Neither of the parties in the case at bar are sophisticated business people. Both sides demonstrated by their actions a surprising lack of business savvy. The defendants demonstrated their naivete by their mishandling of the video surveillance incident. This court does not accept their explanation that they did not recognize the plaintiff in the video. In addition, defendants’ actions in using the $84,200 for their own purposes and in transferring the liquor licenses before the business deal was fully consummated was irresponsible. Moreover, their failure to at least tide over the operation of the cocktail lounge when the busy season was so near was unwise.
The plaintiff also displayed a lack of sound business judgment. His failure to obtain the services of an attorney at the inception of this transaction, and paying $84,200 and obligating himself as the sole guarantor of the business lease before obtaining a 100% membership interest in the LLC was imprudent, to put it mildly. If, as he testified, he would have been willing to put additional funds into the operation of the cocktail lounge to tide it over until September or October, he should have approached the defendants with this offer rather than wait for the defendants to first make such request.
The court rejects plaintiffs contention that the defendants’ decision to close the cocktail lounge was done out of vengeance and for the purpose of inflicting financial damage upon him.

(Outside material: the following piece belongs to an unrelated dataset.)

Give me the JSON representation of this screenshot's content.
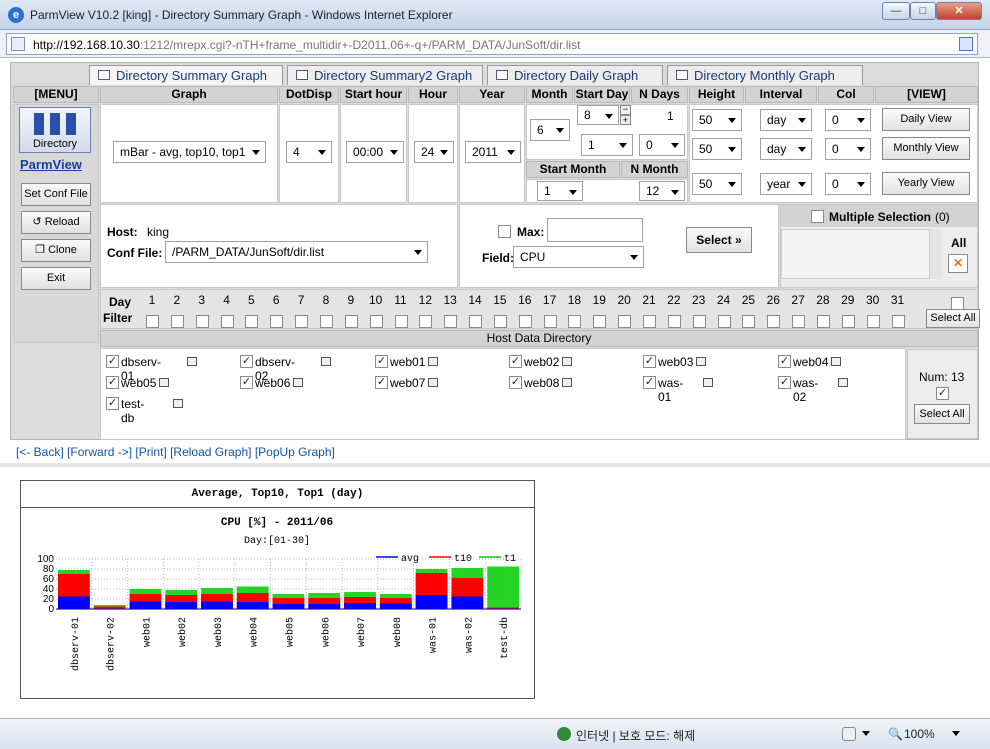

The financial damage suffered by the plaintiff was an unfortunate consequence of defendants’ actions, but was not what the defendants intended.
Conclusion
It is a well-established general principle of law that exceptions to discharge are to be construed strictly against the creditor and liberally in favor of the debtor. See Matter of Scarlata, 979 F.2d 521, 524 (7th Cir.1992); accord In re Morris, 223 F.3d 548, 552 (7th Cir.2000). This court concludes that the plaintiff has failed to establish by a preponderance of the evidence that the debt owed from defendants to plaintiff is nondischargeable under § 523(a)(6).
The foregoing constitutes this court’s findings of fact and conclusions of law pursuant to Fed. R. Bankr.P. 7052.
A separate order dismissing this adversary proceeding shall be issued.
. Plaintiff's complaint consists of two causes of action: § 523(a)(2) (for false pretenses, false representation, and actual fraud) and § 523(a)(6) (willful and malicious injury). As a result of this court's order dated May 17, 2012 which granted partial summary judgment to the defendants under § 523(a)(2)(A), plaintiff was precluded from presenting any evidence that the defendants made false statements relating to the financial condition of their limited liability company. Thus, the trial was limited solely to § 523(a)(6).
. This 38% / 62% division between the parties was based upon the following formula: $84,200 (total payments made by the plaintiff at the May 4, 2010 closing) divided by $219,200 (total payments required to fully complete the terms of the purchase) equals 38.4% (rounded off by the parties to 38%).